Hintze, ranked sixth in this year's Sunday Times Hedge Fund Rich List with a 580 million pound ($929 million) fortune, told the Reuters Global Investment 2013 Outlook Summit that next year offers plenty of opportunities for his CQS Directional Opportunities fund, which was up 29 percent in the first 10 months of 2012.
"There are massive distortions out there," Hintze, whose London-based firm manages $11.9 billion in assets, told the summit on Tuesday.
"BB, B debt is totally mispriced because of ... Basel III (regulations). The European loan market is totally mispriced. I'd even suggest equities might be cheap because of the lack of (bank) prop trading."
Hintze, who is also CQS's chief investment officer and CEO, profited from a net long position in equities earlier this year but recently cut this back to a more neutral position because he was cautious about valuations.
However, he said that stocks looked "attractive" and he was "tending towards" increasing his position, although it was still "a little early".

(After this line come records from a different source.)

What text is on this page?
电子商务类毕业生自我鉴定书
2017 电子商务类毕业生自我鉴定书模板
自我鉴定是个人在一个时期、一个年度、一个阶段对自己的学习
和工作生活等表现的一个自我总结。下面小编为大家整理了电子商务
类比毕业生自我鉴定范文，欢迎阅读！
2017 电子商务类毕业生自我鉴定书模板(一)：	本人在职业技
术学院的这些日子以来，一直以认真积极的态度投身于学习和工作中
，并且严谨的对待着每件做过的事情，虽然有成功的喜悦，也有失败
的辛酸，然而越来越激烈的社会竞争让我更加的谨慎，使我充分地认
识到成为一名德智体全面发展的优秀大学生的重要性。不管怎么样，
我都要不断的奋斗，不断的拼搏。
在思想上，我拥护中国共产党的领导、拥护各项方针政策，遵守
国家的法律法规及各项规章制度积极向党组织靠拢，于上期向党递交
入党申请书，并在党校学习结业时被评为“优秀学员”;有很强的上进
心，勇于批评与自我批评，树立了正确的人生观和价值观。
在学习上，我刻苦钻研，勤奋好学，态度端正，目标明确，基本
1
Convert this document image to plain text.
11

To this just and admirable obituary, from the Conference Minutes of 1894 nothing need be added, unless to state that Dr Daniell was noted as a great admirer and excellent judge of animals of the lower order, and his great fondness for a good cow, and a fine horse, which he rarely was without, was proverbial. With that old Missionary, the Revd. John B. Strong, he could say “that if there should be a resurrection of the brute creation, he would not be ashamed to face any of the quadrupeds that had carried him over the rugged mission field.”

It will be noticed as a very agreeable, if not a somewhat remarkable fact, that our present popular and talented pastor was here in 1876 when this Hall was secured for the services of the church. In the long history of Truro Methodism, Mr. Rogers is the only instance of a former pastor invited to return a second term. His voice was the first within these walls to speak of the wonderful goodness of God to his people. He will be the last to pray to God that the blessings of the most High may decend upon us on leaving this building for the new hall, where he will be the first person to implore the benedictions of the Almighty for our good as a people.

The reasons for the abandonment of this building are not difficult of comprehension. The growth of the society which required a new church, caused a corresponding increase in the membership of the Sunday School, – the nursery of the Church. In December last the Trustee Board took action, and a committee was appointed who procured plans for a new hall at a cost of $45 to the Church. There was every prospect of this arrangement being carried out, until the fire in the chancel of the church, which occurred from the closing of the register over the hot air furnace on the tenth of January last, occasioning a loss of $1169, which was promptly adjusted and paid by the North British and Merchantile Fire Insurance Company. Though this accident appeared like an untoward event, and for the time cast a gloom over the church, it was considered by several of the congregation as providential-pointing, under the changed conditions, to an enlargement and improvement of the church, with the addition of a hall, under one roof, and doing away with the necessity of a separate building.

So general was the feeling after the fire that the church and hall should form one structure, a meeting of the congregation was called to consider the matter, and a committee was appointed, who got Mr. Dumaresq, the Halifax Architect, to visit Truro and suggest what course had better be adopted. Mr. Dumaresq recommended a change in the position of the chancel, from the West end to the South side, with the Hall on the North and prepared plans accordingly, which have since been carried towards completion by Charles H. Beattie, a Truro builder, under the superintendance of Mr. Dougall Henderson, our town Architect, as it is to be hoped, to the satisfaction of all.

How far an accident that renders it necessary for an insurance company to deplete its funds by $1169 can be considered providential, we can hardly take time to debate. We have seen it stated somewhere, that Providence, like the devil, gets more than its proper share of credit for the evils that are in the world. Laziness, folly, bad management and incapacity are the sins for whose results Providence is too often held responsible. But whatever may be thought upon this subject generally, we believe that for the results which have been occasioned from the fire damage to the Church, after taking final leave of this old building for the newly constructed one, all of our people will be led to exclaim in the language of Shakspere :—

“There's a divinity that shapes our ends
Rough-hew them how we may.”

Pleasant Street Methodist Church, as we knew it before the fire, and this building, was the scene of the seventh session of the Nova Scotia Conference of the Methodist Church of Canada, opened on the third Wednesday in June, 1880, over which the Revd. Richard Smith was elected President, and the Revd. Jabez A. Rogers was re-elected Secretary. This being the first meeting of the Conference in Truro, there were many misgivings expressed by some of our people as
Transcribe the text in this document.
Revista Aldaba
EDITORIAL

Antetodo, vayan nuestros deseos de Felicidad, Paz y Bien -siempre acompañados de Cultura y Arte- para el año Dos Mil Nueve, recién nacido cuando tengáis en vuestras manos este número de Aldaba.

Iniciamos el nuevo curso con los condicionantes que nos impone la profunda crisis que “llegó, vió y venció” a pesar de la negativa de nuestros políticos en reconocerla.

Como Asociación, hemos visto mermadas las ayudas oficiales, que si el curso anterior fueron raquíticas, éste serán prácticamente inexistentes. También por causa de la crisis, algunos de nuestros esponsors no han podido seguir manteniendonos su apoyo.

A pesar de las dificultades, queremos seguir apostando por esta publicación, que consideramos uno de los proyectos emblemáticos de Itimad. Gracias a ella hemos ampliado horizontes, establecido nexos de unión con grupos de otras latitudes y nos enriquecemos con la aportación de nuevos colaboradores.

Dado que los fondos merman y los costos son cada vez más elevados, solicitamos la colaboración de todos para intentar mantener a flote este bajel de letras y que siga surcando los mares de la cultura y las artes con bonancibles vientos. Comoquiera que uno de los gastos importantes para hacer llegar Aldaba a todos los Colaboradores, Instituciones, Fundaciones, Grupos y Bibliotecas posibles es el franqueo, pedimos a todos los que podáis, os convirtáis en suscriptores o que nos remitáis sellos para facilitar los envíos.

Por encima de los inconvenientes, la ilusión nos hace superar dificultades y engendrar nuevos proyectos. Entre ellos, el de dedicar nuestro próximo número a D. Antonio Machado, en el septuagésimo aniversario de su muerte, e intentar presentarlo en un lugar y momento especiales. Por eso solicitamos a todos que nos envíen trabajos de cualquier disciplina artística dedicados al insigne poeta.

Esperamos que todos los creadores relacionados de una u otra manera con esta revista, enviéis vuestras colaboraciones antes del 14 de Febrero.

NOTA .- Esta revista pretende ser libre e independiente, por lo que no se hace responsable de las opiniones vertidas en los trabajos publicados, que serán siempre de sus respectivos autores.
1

He believes the United States will be able to work through its so-called "fiscal cliff" - $600 billion of automatic tax hikes and spending cuts scheduled to come into effect next year - while China will be able to cope with its slowing economy.
And while Monday's deal to reduce Greece's debt mountain has only "kicked ... the can ... down the road", Hintze said the "immense" political will to find a solution to Europe's debt woes means the "short-term politics are very compelling".
"Remember you can have very good markets and a pretty lackluster fundamental economy," he said
"I'm very happy to have investments (in Europe), especially with Mario Draghi's work. On a three-year investment cycle it's a very good thing to do. The reality is that German companies are able to, with the euro still being effectively much lower than the Deutschmark would be, earn very good returns."
He said he owned European stocks as well as bank debt maturing in two-to-three years' time.
Hedge fund managers are notoriously secretive about their investment ideas, sometimes hiding their best trades even from clients.
Hintze, a former captain in the Australian army, said European rules that try to make lenders hold a slice of their securitization deals had led to mispricings of European loans.
"The loans sector here is way cheaper than it should be because of the skin in the game legislation ... They've destroyed the CLO (collateralized loan obligation) industry," he said at the summit, held at the Reuters office in London.
He also said Basel III global banking standards, a response to the financial crisis requiring banks to hold roughly three times more capital than under prior rules, was distorting debt pricing as banks dump holdings of BB and B-rated corporate debt.
Hintze said that 2013 looked like a "target-rich environment" for his fund, with opportunities for instance shorting - betting on a lower price - bonds using CDS (credit default swaps).
"I'm trying to make 20-30 percent per annum. I haven't given any money back so I still feel I'm going to have a bloody good go at it."